È boom di lavoratori irregolari. A rivelarlo è l'Istat nel consueto rapporto sull'economia sommersa, certificando il fallimento delle politiche occupazionali adottate negli ultimi anni, a partire dal Jobs Act. Il ricorso al lavoro non regolare da parte di imprese e famiglie continua a rappresentare una caratteristica strutturale del mercato italiano.
Nel 2015, infatti, sono state 3,724 milioni le unità di lavoro («Ula») in condizione di non regolarità, occupate in prevalenza come dipendenti (2,651 milioni). Il tasso di irregolarità, utilizzato quale indicatore di diffusione del fenomeno e calcolato come incidenza delle unità di lavoro non regolari sul totale, è salito al 15,9 per cento. La componente irregolare del lavoro ha segnato nel 2015 un nuovo aumento (+1,6%) dopo quello dell'anno precedente.

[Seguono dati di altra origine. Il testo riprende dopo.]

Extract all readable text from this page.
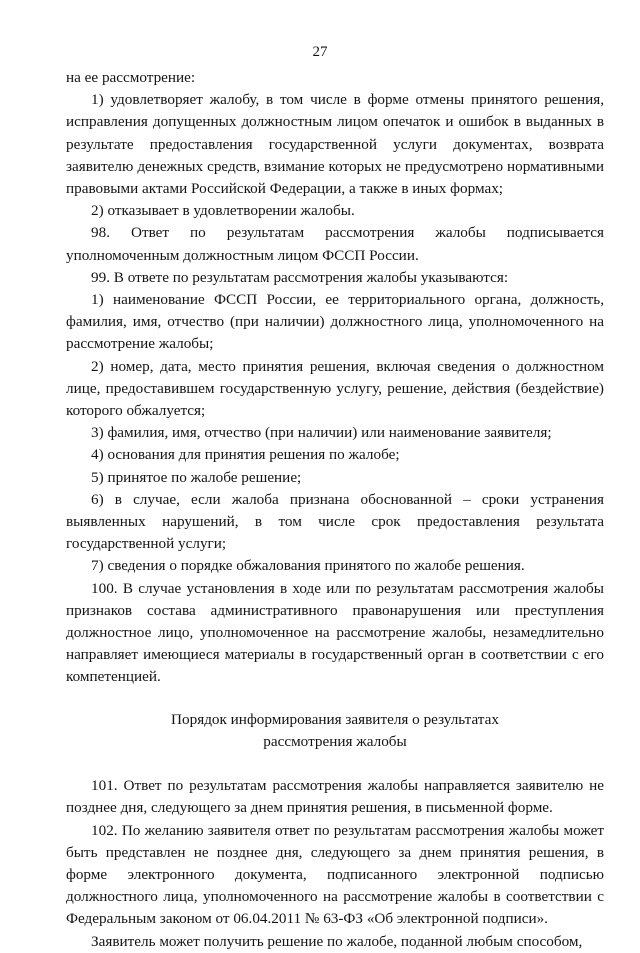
27

на ее рассмотрение:

1) удовлетворяет жалобу, в том числе в форме отмены принятого решения, исправления допущенных должностным лицом опечаток и ошибок в выданных в результате предоставления государственной услуги документах, возврата заявителю денежных средств, взимание которых не предусмотрено нормативными правовыми актами Российской Федерации, а также в иных формах;

2) отказывает в удовлетворении жалобы.

98. Ответ по результатам рассмотрения жалобы подписывается уполномоченным должностным лицом ФССП России.

99. В ответе по результатам рассмотрения жалобы указываются:

1) наименование ФССП России, ее территориального органа, должность, фамилия, имя, отчество (при наличии) должностного лица, уполномоченного на рассмотрение жалобы;

2) номер, дата, место принятия решения, включая сведения о должностном лице, предоставившем государственную услугу, решение, действия (бездействие) которого обжалуется;

3) фамилия, имя, отчество (при наличии) или наименование заявителя;

4) основания для принятия решения по жалобе;

5) принятое по жалобе решение;

6) в случае, если жалоба признана обоснованной – сроки устранения выявленных нарушений, в том числе срок предоставления результата государственной услуги;

7) сведения о порядке обжалования принятого по жалобе решения.

100. В случае установления в ходе или по результатам рассмотрения жалобы признаков состава административного правонарушения или преступления должностное лицо, уполномоченное на рассмотрение жалобы, незамедлительно направляет имеющиеся материалы в государственный орган в соответствии с его компетенцией.

Порядок информирования заявителя о результатах

рассмотрения жалобы

101. Ответ по результатам рассмотрения жалобы направляется заявителю не позднее дня, следующего за днем принятия решения, в письменной форме.

102. По желанию заявителя ответ по результатам рассмотрения жалобы может быть представлен не позднее дня, следующего за днем принятия решения, в форме электронного документа, подписанного электронной подписью должностного лица, уполномоченного на рассмотрение жалобы в соответствии с Федеральным законом от 06.04.2011 № 63-ФЗ «Об электронной подписи».

Заявитель может получить решение по жалобе, поданной любым способом,
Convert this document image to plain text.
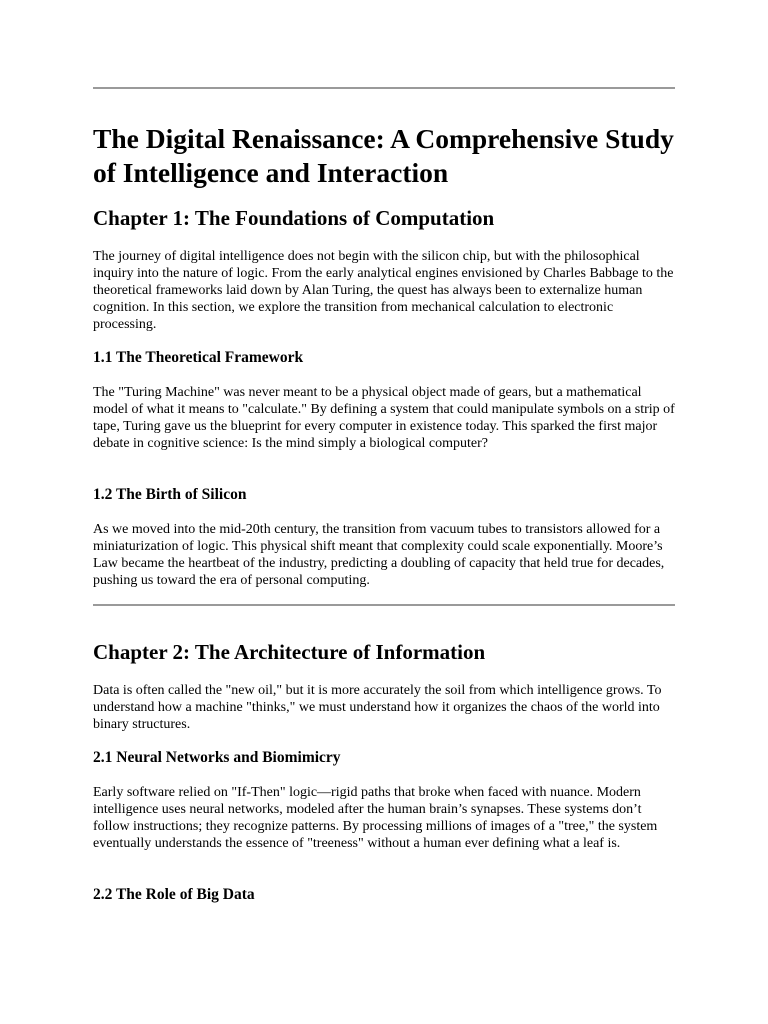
The Digital Renaissance: A Comprehensive Study of Intelligence and Interaction
Chapter 1: The Foundations of Computation

The journey of digital intelligence does not begin with the silicon chip, but with the philosophical inquiry into the nature of logic. From the early analytical engines envisioned by Charles Babbage to the theoretical frameworks laid down by Alan Turing, the quest has always been to externalize human cognition. In this section, we explore the transition from mechanical calculation to electronic processing.

1.1 The Theoretical Framework

The "Turing Machine" was never meant to be a physical object made of gears, but a mathematical model of what it means to "calculate." By defining a system that could manipulate symbols on a strip of tape, Turing gave us the blueprint for every computer in existence today. This sparked the first major debate in cognitive science: Is the mind simply a biological computer?

1.2 The Birth of Silicon

As we moved into the mid-20th century, the transition from vacuum tubes to transistors allowed for a miniaturization of logic. This physical shift meant that complexity could scale exponentially. Moore’s Law became the heartbeat of the industry, predicting a doubling of capacity that held true for decades, pushing us toward the era of personal computing.

Chapter 2: The Architecture of Information

Data is often called the "new oil," but it is more accurately the soil from which intelligence grows. To understand how a machine "thinks," we must understand how it organizes the chaos of the world into binary structures.

2.1 Neural Networks and Biomimicry

Early software relied on "If-Then" logic—rigid paths that broke when faced with nuance. Modern intelligence uses neural networks, modeled after the human brain’s synapses. These systems don’t follow instructions; they recognize patterns. By processing millions of images of a "tree," the system eventually understands the essence of "treeness" without a human ever defining what a leaf is.

2.2 The Role of Big Data
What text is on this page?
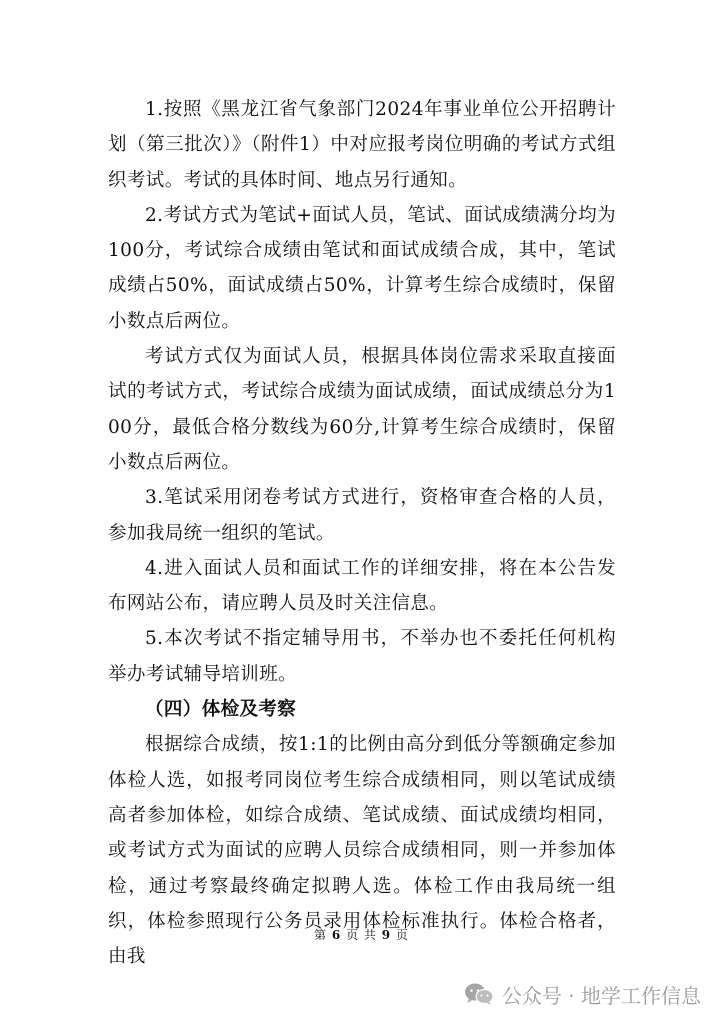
1.按照《黑龙江省气象部门2024年事业单位公开招聘计划（第三批次）》（附件1）中对应报考岗位明确的考试方式组织考试。考试的具体时间、地点另行通知。

2.考试方式为笔试+面试人员，笔试、面试成绩满分均为100分，考试综合成绩由笔试和面试成绩合成，其中，笔试成绩占50%，面试成绩占50%，计算考生综合成绩时，保留小数点后两位。

考试方式仅为面试人员，根据具体岗位需求采取直接面试的考试方式，考试综合成绩为面试成绩，面试成绩总分为100分，最低合格分数线为60分,计算考生综合成绩时，保留小数点后两位。

3.笔试采用闭卷考试方式进行，资格审查合格的人员，参加我局统一组织的笔试。

4.进入面试人员和面试工作的详细安排，将在本公告发布网站公布，请应聘人员及时关注信息。

5.本次考试不指定辅导用书，不举办也不委托任何机构举办考试辅导培训班。

（四）体检及考察

根据综合成绩，按1:1的比例由高分到低分等额确定参加体检人选，如报考同岗位考生综合成绩相同，则以笔试成绩高者参加体检，如综合成绩、笔试成绩、面试成绩均相同，或考试方式为面试的应聘人员综合成绩相同，则一并参加体检，通过考察最终确定拟聘人选。体检工作由我局统一组织，体检参照现行公务员录用体检标准执行。体检合格者，由我

第 6 页 共 9 页
公众号 · 地学工作信息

Il pesante cuneo fiscale, unito alla maggiore rigidità introdotta per i contratti atipici (culminata con lo stop ai voucher) ha così determinato un incremento del ricorso al «nero».
Il record del sommerso spetta al comparto dei servizi alla persona (che include anche colf e badanti) ove il 47,6% degli addetti due anni fa risultava in nero. Si tratta di cifre che fanno riflettere in un contesto nel quale l'economia sommersa appare in lieve calo a 208 miliardi dai 213 del 2014.